Cependant, ce ne fut qu'un prélude. L'armée et une grande partie du peuple avaient quitté le sol de la patrie, bravant le malheur, la défaite, le froid, la famine, la mort, s'engageant sur la route de l'exil pour échapper à l'esclavage et continuer la lutte. Ceux qui étaient arrivés à Scutari ressemblaient à des fantômes. II fallait agir d'urgence pour transporter dans un lieu relativement sûr notre armée, notre population civile, plusieurs milliers d'enfants. C'est alors que la marine française, aidée de certaines unités de la flotte britannique et italienne, effectua efficacement cette gigantesque opération de sauvetage. En moins de deux mois, toutes les unités de l'armée serbe qui avaient échoué sur la côte adriatique albanaise, avaient été transportées à Corfou. Là, exténués par la famine et la fatigue, les soldats serbes moururent par milliers devant cette Mer Adriatique pour laquelle ils avaient tant combattu.
L'Illustration de Paris, dans un reportage de cette époque, faisait le récit des scènes poignantes dont les Français avaient été les témoins à Corfou : « Les plus résistants parmi les survivants de cette armée de fantômes avaient dressé des tentes et tenaient dans leurs mains, pieusement, comme une hostie, le bon pain blanc, envoyé de France. Les infirmiers français s'empressent auprès d'eux, allant de l'un à l'autre, soulageant les douleurs de celui-ci par une cuillerée de lait, lavant cet autre qui, sur l'épaule écrasée n'avait pour pansement qu'une feuille de journal attachée à une ficelle. »
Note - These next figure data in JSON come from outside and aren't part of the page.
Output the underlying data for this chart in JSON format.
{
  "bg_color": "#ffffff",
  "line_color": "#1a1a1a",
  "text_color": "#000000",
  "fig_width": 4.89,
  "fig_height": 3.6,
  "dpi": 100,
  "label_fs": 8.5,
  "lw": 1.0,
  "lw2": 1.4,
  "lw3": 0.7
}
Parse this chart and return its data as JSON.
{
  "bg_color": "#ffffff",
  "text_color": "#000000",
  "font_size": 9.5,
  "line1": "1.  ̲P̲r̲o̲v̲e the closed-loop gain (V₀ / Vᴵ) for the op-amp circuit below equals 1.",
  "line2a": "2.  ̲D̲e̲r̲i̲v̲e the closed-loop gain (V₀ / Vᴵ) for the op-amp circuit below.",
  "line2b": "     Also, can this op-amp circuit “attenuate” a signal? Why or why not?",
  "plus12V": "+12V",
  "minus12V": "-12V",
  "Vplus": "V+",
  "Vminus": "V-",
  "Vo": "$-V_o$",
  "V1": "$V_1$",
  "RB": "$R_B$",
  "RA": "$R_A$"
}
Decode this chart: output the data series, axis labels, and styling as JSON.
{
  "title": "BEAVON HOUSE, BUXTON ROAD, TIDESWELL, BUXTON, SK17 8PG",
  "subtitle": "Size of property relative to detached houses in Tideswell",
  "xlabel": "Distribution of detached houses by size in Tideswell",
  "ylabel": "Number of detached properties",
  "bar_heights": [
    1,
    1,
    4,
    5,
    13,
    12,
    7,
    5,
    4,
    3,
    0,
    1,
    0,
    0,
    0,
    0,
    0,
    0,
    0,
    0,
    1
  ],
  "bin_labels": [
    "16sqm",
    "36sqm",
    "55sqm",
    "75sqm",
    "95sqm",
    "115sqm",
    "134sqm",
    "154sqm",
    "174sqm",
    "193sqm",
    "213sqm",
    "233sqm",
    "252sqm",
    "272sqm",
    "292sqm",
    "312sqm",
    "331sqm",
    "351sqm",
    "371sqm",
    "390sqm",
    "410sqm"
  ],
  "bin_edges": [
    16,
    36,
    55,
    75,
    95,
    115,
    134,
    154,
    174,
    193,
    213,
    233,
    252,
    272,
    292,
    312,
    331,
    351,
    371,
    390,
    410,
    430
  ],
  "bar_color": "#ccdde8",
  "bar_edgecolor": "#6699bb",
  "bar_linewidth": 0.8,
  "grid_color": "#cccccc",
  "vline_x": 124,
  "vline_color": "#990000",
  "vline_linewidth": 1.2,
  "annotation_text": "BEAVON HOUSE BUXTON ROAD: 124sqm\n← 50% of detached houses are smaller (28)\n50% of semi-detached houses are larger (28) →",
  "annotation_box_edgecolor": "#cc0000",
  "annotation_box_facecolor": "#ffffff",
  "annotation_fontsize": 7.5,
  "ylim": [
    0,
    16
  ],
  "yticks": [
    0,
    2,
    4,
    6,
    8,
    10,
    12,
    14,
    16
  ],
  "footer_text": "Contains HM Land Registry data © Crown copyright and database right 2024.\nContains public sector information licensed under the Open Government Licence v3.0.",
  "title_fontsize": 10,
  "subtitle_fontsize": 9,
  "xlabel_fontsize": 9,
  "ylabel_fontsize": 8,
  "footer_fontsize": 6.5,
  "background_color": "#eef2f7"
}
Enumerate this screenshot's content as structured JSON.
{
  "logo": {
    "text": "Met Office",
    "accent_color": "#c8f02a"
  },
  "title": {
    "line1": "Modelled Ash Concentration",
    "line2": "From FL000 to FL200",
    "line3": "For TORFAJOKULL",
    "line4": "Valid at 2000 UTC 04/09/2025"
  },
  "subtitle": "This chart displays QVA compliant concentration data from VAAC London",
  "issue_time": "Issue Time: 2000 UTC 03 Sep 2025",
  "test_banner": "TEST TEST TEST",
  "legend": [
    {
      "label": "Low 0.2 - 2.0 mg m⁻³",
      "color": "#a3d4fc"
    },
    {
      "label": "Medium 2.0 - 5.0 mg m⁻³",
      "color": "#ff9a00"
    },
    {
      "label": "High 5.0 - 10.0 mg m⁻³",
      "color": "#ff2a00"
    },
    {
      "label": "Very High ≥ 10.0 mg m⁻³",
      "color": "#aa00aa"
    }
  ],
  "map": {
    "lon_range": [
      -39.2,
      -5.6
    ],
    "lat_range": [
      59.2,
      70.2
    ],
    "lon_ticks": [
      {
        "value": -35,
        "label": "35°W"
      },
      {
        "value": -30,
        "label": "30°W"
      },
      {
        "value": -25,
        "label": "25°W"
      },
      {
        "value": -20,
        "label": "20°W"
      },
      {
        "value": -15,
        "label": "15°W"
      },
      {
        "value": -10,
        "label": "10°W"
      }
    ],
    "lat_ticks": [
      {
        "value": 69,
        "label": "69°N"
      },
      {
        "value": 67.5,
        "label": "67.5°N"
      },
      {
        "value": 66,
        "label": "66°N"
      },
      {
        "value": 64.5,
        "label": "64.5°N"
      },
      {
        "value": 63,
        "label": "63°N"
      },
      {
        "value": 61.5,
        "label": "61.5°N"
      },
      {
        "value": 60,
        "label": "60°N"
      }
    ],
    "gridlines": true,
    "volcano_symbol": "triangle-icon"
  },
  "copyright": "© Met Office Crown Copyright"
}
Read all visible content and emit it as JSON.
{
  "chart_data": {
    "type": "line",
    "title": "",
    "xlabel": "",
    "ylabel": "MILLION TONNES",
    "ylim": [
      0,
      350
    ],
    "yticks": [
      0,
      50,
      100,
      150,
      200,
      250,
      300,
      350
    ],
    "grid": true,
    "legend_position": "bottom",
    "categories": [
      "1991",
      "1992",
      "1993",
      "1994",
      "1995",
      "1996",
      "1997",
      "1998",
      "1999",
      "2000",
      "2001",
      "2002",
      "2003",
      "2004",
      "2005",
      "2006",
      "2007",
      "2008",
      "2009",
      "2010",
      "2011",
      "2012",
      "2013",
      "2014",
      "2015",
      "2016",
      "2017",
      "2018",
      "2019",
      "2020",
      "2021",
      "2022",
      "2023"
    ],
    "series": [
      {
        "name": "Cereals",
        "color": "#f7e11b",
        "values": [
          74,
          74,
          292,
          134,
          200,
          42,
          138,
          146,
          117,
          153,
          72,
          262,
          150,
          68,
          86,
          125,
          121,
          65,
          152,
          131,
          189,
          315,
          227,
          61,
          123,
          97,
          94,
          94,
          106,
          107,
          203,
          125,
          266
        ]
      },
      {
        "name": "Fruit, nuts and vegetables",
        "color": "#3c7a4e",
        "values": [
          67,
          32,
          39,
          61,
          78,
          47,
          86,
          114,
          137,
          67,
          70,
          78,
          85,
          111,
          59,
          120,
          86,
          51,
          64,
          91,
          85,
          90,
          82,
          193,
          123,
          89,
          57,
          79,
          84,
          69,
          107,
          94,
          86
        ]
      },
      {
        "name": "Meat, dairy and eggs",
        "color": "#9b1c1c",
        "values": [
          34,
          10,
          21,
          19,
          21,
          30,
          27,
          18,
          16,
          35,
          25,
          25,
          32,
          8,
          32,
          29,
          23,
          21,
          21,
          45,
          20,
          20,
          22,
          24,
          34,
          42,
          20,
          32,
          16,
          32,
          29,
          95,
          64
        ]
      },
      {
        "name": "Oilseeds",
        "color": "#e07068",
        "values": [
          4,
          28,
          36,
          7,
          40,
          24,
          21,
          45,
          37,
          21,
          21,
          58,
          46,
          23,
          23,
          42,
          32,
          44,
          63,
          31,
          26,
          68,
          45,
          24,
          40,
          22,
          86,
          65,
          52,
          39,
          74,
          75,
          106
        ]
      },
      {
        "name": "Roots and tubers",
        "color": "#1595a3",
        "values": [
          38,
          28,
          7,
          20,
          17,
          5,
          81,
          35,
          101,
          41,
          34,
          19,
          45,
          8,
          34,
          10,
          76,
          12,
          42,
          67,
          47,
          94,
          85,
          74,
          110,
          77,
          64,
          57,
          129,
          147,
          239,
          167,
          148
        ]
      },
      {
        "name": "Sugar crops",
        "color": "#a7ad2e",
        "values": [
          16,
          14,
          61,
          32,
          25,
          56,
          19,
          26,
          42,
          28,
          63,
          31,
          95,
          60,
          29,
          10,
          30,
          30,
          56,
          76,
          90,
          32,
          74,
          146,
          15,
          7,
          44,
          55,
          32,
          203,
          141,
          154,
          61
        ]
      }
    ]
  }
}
Les médecins français, les soldats français, étaient admirables de dévouement, d'abnégation dans un travail où il fallait souvent surmonter le dégoût et des horreurs sans nom. C'est en ces heures-là que prenait naissance une fraternité qui défie l'oubli. Dans ces moments-là, on pouvait voir de vieux soldats serbes de la division du Danube, pleurer le jour où ils faisaient leurs adieux aux soldats français du 6-ème régiment de chasseurs qui rentraient dans leur partie.
C'est grâce aux efforts persévérants des missions militaires et médicales françaises, comme par l'effet d'une baguette magique, que cette cohue d'hommes déguenillés, faméliques, squelettiques, infirmes et exténués, se transforma en quelques mois seulement en une armée robuste, bien équipée et bien armée, animée de l'esprit du combat et de la victoire. C'est grâce à la sollicitude de la France que l'armée serbe ressuscita de ses cendres...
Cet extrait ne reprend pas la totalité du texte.